Education nationale, inconscience nationale
Un sondage qui a dû combler d’aise de Villiers, Le Pen, Chevènement et Cie : les jeunes de 18 à 30 ans seraient seulement 7% à se sentir européens, contre 77% à se sentir français (sondage Louis-Harris pour Libération, 29/06/05). Curieusement, d’ailleurs, le quotidien en question, dans son enquête sur le thème « Pourquoi les moins de 30 ans boudent l’Europe », ne s’arrête pas sur ces chiffres, se contentant d’enfoncer les portes ouvertes : le vote non majoritaire dans cette classe d’âge lors du récent referendum s’expliquant, pour les journalistes, par un déficit de démocratie des institutions européennes, la dénonciation de la bureaucratie bruxelloise ou le manque d’épaisseur sociale du traité constitutionnel.
Mais que plus de ¾ des jeunes affirment sans sourciller se sentir « surtout » ou « seulement » français ne semble intéresser personne, comme si la chose allait de soi, comme si c’était dans la nature humaine de s’identifier à une nation. Alors que cette identification est tout ce qu’on veut, sauf spontanée, puisqu’elle est d’abord le résultat d’une éducation qualifiée de « nationale », d’un système scolaire qui n’a jamais fait mystère de ses prétentions à manipuler de jeunes consciences.
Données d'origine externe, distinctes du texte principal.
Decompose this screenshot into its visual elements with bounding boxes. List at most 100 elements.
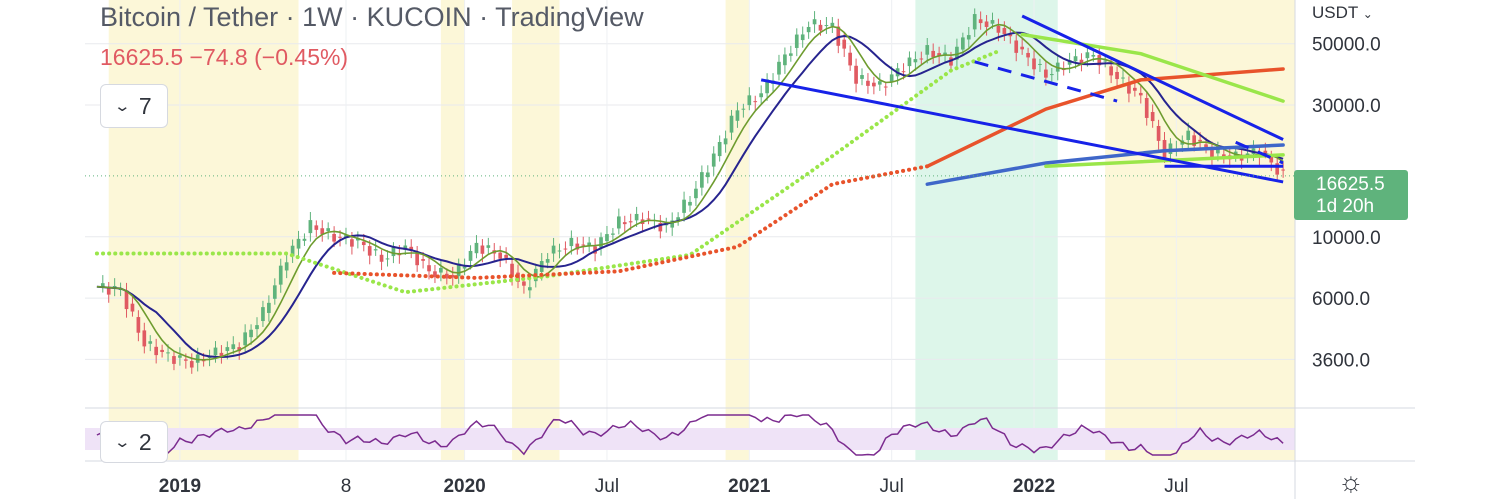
candle-body: [913, 59, 918, 63]
x-tick-label: Jul: [880, 476, 904, 497]
candle-body: [308, 220, 313, 234]
candle-body: [711, 153, 716, 167]
candle-body: [1216, 148, 1220, 154]
candle-body: [219, 352, 224, 357]
chart-title: Bitcoin / Tether · 1W · KUCOIN · Trading…: [100, 2, 644, 32]
price-change: −74.8: [189, 44, 248, 70]
x-tick-label: 2019: [159, 476, 201, 497]
candle-body: [166, 352, 170, 354]
candle-body: [267, 302, 271, 313]
candle-body: [1162, 139, 1167, 158]
candle-body: [759, 93, 764, 98]
candle-body: [1121, 77, 1125, 79]
candle-body: [966, 35, 971, 40]
ma-line: [94, 49, 1001, 295]
candle-body: [130, 303, 135, 312]
candle-body: [931, 50, 936, 58]
candle-body: [783, 54, 787, 66]
candle-body: [504, 254, 508, 258]
candle-body: [1067, 60, 1072, 65]
candle-body: [723, 138, 728, 145]
highlight-band: [512, 0, 560, 460]
candle-body: [207, 357, 212, 359]
candle-body: [338, 236, 342, 238]
candle-body: [622, 222, 627, 225]
indicators-toggle-button[interactable]: ⌄ 7: [100, 84, 168, 128]
candle-body: [1263, 150, 1268, 154]
candle-body: [700, 172, 704, 188]
last-price: 16625.5: [100, 44, 184, 70]
candle-body: [1079, 59, 1084, 65]
candle-body: [717, 142, 722, 157]
candle-body: [729, 115, 734, 133]
candle-body: [154, 346, 159, 356]
trendlines: [760, 14, 1284, 184]
candle-body: [444, 273, 449, 279]
x-tick-label: Jul: [1164, 476, 1188, 497]
trendline: [1021, 14, 1284, 141]
price-summary: 16625.5 −74.8 (−0.45%): [100, 44, 348, 71]
ma-line: [96, 31, 1284, 359]
candle-body: [990, 20, 995, 24]
candle-body: [326, 228, 331, 232]
candle-body: [1026, 52, 1030, 58]
candle-body: [1221, 154, 1226, 158]
chevron-down-icon: ⌄: [1362, 7, 1373, 21]
candle-body: [178, 355, 182, 358]
candle-body: [557, 250, 562, 252]
candle-body: [498, 252, 503, 259]
trendline: [974, 60, 1118, 103]
candle-body: [777, 61, 781, 75]
candle-body: [943, 52, 947, 56]
candle-body: [806, 26, 811, 33]
candle-body: [1002, 28, 1007, 35]
candle-body: [812, 19, 817, 25]
rsi-toggle-button[interactable]: ⌄ 2: [100, 421, 168, 463]
candle-body: [901, 71, 906, 73]
y-tick-label: 10000.0: [1312, 228, 1381, 249]
settings-icon[interactable]: ☼: [1338, 466, 1364, 497]
indicators-count: 7: [138, 92, 152, 119]
candle-body: [872, 82, 876, 87]
bar-countdown: 1d 20h: [1316, 196, 1375, 217]
candle-body: [385, 258, 390, 260]
candle-body: [391, 247, 396, 257]
candle-body: [1133, 87, 1137, 91]
candle-body: [705, 172, 710, 178]
candle-body: [984, 21, 989, 27]
candle-body: [415, 252, 419, 266]
candle-body: [800, 34, 805, 41]
candle-body: [1275, 163, 1280, 175]
x-tick-label: 2022: [1013, 476, 1055, 497]
candle-body: [332, 233, 336, 242]
candle-body: [284, 262, 289, 271]
price-change-percent: (−0.45%): [254, 44, 349, 70]
candle-body: [379, 254, 384, 262]
candle-body: [510, 263, 514, 277]
candle-body: [1049, 74, 1054, 76]
ma-line: [332, 164, 930, 280]
candle-body: [302, 238, 307, 241]
chevron-down-icon: ⌄: [113, 98, 132, 115]
candle-body: [753, 101, 758, 103]
candle-body: [1127, 82, 1131, 94]
candle-body: [676, 217, 680, 221]
candle-body: [1269, 156, 1274, 163]
candle-body: [670, 220, 675, 228]
candle-body: [1073, 56, 1078, 62]
candle-body: [201, 360, 206, 362]
currency-selector[interactable]: USDT ⌄: [1312, 3, 1373, 23]
candle-body: [1245, 153, 1250, 156]
last-price-tag: 16625.5 1d 20h: [1294, 170, 1408, 220]
candle-body: [866, 80, 870, 86]
candle-body: [421, 259, 425, 261]
candle-body: [480, 245, 485, 254]
candle-body: [1198, 139, 1202, 142]
candle-body: [1239, 157, 1244, 161]
candle-body: [907, 57, 912, 67]
candle-body: [682, 199, 686, 213]
ma-line: [96, 23, 1284, 361]
candle-body: [545, 259, 550, 263]
candle-body: [124, 290, 129, 310]
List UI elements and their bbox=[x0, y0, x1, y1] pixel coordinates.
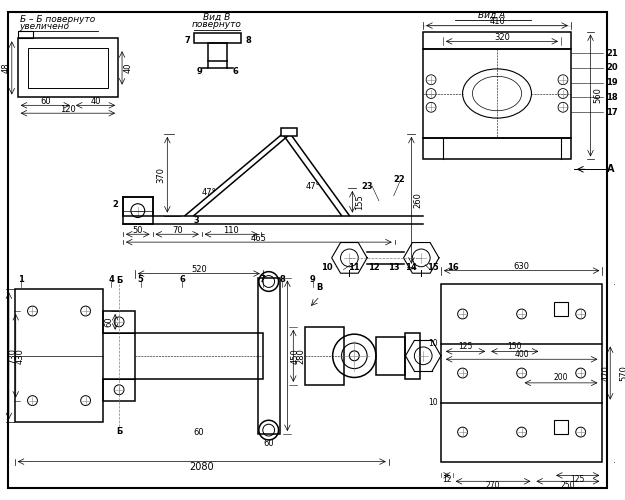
Bar bbox=[281, 128, 298, 136]
Text: 47°: 47° bbox=[201, 188, 216, 198]
Text: 110: 110 bbox=[223, 226, 239, 235]
Text: 10: 10 bbox=[321, 263, 332, 272]
Text: 6: 6 bbox=[232, 68, 238, 76]
Text: 60: 60 bbox=[263, 440, 274, 448]
Text: 11: 11 bbox=[349, 263, 360, 272]
Bar bbox=[18, 30, 34, 38]
Bar bbox=[423, 138, 571, 160]
Bar bbox=[135, 332, 262, 379]
Bar bbox=[376, 336, 406, 375]
Text: 125: 125 bbox=[458, 342, 472, 351]
Text: 8: 8 bbox=[245, 36, 251, 45]
Text: 2: 2 bbox=[112, 200, 118, 209]
Text: A: A bbox=[606, 164, 614, 174]
Text: 13: 13 bbox=[388, 263, 399, 272]
Text: 520: 520 bbox=[191, 265, 207, 274]
Text: 17: 17 bbox=[606, 108, 618, 116]
Text: 60: 60 bbox=[105, 316, 114, 327]
Text: 7: 7 bbox=[184, 36, 190, 45]
Text: 370: 370 bbox=[156, 166, 165, 182]
Bar bbox=[554, 420, 568, 434]
Text: 10: 10 bbox=[428, 339, 438, 348]
Text: 8: 8 bbox=[279, 275, 286, 284]
Text: 22: 22 bbox=[394, 174, 406, 184]
Text: 60: 60 bbox=[194, 428, 204, 436]
Text: Б: Б bbox=[116, 426, 122, 436]
Bar bbox=[123, 197, 152, 224]
Text: 250: 250 bbox=[561, 480, 575, 490]
Bar bbox=[258, 278, 279, 434]
Text: 18: 18 bbox=[606, 93, 618, 102]
Text: 10: 10 bbox=[428, 398, 438, 407]
Text: Б – Б повернуто: Б – Б повернуто bbox=[19, 15, 95, 24]
Text: 320: 320 bbox=[494, 33, 510, 42]
Bar bbox=[305, 327, 344, 385]
Text: 630: 630 bbox=[514, 262, 529, 271]
Text: 9: 9 bbox=[197, 68, 202, 76]
Bar bbox=[554, 302, 568, 316]
Bar bbox=[28, 48, 108, 88]
Bar bbox=[103, 379, 135, 400]
Text: 50: 50 bbox=[132, 226, 143, 235]
Text: Б: Б bbox=[116, 276, 122, 285]
Bar bbox=[15, 290, 103, 422]
Text: 560: 560 bbox=[593, 88, 602, 104]
Text: 150: 150 bbox=[508, 342, 522, 351]
Text: 270: 270 bbox=[486, 480, 501, 490]
Text: 9: 9 bbox=[310, 275, 316, 284]
Text: 40: 40 bbox=[90, 97, 101, 106]
Text: 21: 21 bbox=[606, 48, 618, 58]
Text: увеличено: увеличено bbox=[19, 22, 69, 31]
Bar bbox=[406, 332, 420, 379]
Text: 1: 1 bbox=[18, 275, 24, 284]
Text: 6: 6 bbox=[179, 275, 185, 284]
Text: 570: 570 bbox=[619, 365, 625, 381]
Text: 200: 200 bbox=[554, 374, 568, 382]
Text: 70: 70 bbox=[172, 226, 182, 235]
Text: 12: 12 bbox=[442, 475, 452, 484]
Text: повернуто: повернуто bbox=[192, 20, 241, 29]
Text: 60: 60 bbox=[40, 97, 51, 106]
Text: 5: 5 bbox=[138, 275, 144, 284]
Text: 12: 12 bbox=[368, 263, 380, 272]
Text: 16: 16 bbox=[447, 263, 459, 272]
Text: 280: 280 bbox=[297, 348, 306, 364]
Text: 40: 40 bbox=[124, 62, 132, 73]
Bar bbox=[194, 34, 241, 43]
Text: 120: 120 bbox=[60, 105, 76, 114]
Text: 450: 450 bbox=[291, 348, 300, 364]
Text: 730: 730 bbox=[8, 348, 18, 364]
Text: 430: 430 bbox=[15, 348, 24, 364]
Text: 19: 19 bbox=[606, 78, 618, 87]
Text: 20: 20 bbox=[606, 64, 618, 72]
Text: 4: 4 bbox=[108, 275, 114, 284]
Text: 155: 155 bbox=[355, 194, 364, 210]
Text: 23: 23 bbox=[361, 182, 373, 190]
Text: 125: 125 bbox=[571, 475, 585, 484]
Bar bbox=[208, 44, 227, 61]
Text: 410: 410 bbox=[489, 17, 505, 26]
Bar bbox=[423, 32, 571, 49]
Text: 260: 260 bbox=[414, 192, 422, 208]
Bar bbox=[423, 49, 571, 138]
Bar bbox=[18, 38, 118, 98]
Text: 470: 470 bbox=[602, 365, 611, 381]
Bar bbox=[441, 284, 602, 462]
Text: 2080: 2080 bbox=[189, 462, 214, 471]
Text: 14: 14 bbox=[406, 263, 418, 272]
Text: 3: 3 bbox=[194, 216, 200, 225]
Text: 15: 15 bbox=[427, 263, 439, 272]
Text: 47°: 47° bbox=[306, 182, 321, 190]
Text: 48: 48 bbox=[1, 62, 11, 73]
Text: 400: 400 bbox=[514, 350, 529, 359]
Text: 465: 465 bbox=[251, 234, 267, 242]
Text: Вид В: Вид В bbox=[203, 13, 230, 22]
Text: В: В bbox=[317, 283, 323, 292]
Text: Вид А: Вид А bbox=[479, 12, 506, 20]
Bar bbox=[103, 311, 135, 332]
Text: 7: 7 bbox=[260, 275, 266, 284]
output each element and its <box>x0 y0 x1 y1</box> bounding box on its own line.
C’est à partir de l’âge de 7-8 ans que l’on commence à se « sentir français », tout simplement parce que l’émergence d’une conscience nationale est l’un des objectifs des programmes scolaires obligatoires de l’école élémentaire. Nul, parmi les enfants de cet âge, comme, plus tard, parmi les adultes, n’est évidemment en mesure de donner un contenu à cette identité. Se « sentir français » ? Mais encore ? Si l’on choisissait de faire naître chez l’enfant une « conscience européenne » ou une « conscience mondiale », nul doute que, quelques années plus tard, 77% des jeunes se sentiraient alors européens ou citoyens du monde. Ce qui nous éviterait alors les crispations bêtement chauvines et xénophobes qui s’expriment aujourd’hui sans retenue.
Au cours de la campagne referendaire, on a beaucoup entendu Chevènement et ses amis socialistes-nationaux se moquer de l’inexistence d’une conscience européenne, feignant d’ignorer que le renforcement de l’histoire nationale dans le système éducatif – histoire à dominante guerrière, avec ses références constantes aux « grands hommes qui ont fait la France » – remontait à une vingtaine d’années en arrière, époque où Chevènement lui-même, en tant que ministre de l’Education nationale, avait remodelé les programmes scolaires dans le sens de ses fantasmes ; la Marseillaise à l’école, c’était déjà lui. Les 77% de jeunes à se sentir, selon la formule lepeniste, « français d’abord », ont tous en commun d’avoir été formatés dans les écoles de la république, pour ne jamais avoir à s’interroger sur ce concept d’identité nationale, pour le préserver de toute critique, pour ne jamais le remettre en cause.
Dans cette optique, on peut penser que ce ne sont pas des préoccupations altruistes, de justice sociale ou des sentiments de solidarité avec le monde qui ont guidé les jeunes, majoritairement, dans leur choix du 29 mai : comme leurs aînés, il se sentent donc français. C’est tout et c’est franchement débile.